Adivinha só como isso TINHA que terminar:
http://noticias.terra.com.br/brasil/interna/0,,OI1242294-EI5030,00.html

Friday, October 06, 2006

O Sexo dos Anjos

por Alexandre Heredia

"Ai, que perrengue!", pensou o Cupido, levando angelicalmente as mãos em suas partes.

Fazia muito tempo que ele não se aliviava. Aquele lance de ser sempre o galheteiro, temperando pro outros comerem, era demais. Afinal, ele também era filho de Deus!

A vida no paraíso era, literalmente, um inferno. Só cânticos, solos monótonos de harpas e pessoas felizes. Nenhum pecado para aliviar as tensões, nenhuma chance de uma fornicaçãozinha básica num canto de nuvem. Parecia que só ele pensava naquilo!
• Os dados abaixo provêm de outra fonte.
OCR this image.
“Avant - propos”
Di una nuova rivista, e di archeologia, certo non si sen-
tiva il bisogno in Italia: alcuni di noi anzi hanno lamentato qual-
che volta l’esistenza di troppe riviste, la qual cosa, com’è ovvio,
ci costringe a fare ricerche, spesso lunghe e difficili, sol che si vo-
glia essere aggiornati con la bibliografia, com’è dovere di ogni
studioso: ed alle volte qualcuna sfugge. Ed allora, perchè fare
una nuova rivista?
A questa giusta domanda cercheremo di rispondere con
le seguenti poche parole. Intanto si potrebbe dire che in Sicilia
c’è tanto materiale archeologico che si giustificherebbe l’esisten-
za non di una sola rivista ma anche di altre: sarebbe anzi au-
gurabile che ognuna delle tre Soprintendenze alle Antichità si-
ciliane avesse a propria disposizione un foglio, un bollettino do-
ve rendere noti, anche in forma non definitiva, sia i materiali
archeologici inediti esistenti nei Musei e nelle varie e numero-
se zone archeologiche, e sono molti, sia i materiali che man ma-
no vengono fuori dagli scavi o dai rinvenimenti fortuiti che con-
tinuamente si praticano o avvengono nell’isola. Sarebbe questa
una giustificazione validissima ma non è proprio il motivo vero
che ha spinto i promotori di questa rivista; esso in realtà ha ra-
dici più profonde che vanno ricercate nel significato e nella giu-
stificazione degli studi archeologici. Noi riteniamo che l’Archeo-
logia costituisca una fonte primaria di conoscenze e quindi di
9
Não dava mais para agüentar! Precisava se aliviar, e agora! Só precisava encontrar um lugar reservado e pronto. Olhou para um lado e viu uma roda de querubins cantando louvores. De outro um grupo de idosos caminhava, trocando memórias. Ainda não. Não era bom. Precisava de algo discreto.

Até que finalmente viu um grupo de crianças que brincava de esconder entre os cúmulos, e teve uma idéia. Aproximou-se e pediu para brincar também. Foi recebido com alegria e inocência, o que quase o fez desistir de sua diabrura. Quase. Assim que um dos garotos começou a contar, ele bateu rápido suas pequenas asas e se escondeu em uma cinzenta nuvem de chuva. Caso o Chefe o visse por lá, era só dizer que estava brincando com os garotos. Tinha até testemunhas. Tirou a toga da cintura e começou a manipulação. "Ah, que delícia, que delícia!". O perrengue era tanto que em poucos minutos já havia terminado. Só para não perder a chance tocou mais uma. E outra.

Um, dois, três, está com você!

Brincou mais um pouco e foi embora, a prova de seu crime bem escondida naquela nuvem de chuva.

Ninguém perceberia!

--
Será?
http://noticias.terra.com.br/brasil/interna/0,,OI1177960-EI306,00.html

Monday, June 05, 2006

O outro Daniel

por Alexandre Heredia

- Quero fazer uma reclamação!

O velho funcionário observou a figura à sua frente. Se não estivesse andando e falando, dificilmente seria reconhecível como humano. Era apenas uma massa disforme de carne, ossos e sangue. A cabeça pendia sobre o peito, presa apenas por tendões.

- Pois não?

- Olha meu estado!

- Estou vendo.

- E então?

- E então o que?

- Não vem com essa. Não era para ser assim. E você sabe disso.

- Sei?

- Claro!

O velho coçou a longa barba. Tentou afastar da mente imprecações que não cairiam bem aos olhos do patrão. Ele sim, sabia de tudo o que acontecia. Pensou em pedir a alguém que trouxesse uma aspirina, mas sabia que seria impossível. Suspirou.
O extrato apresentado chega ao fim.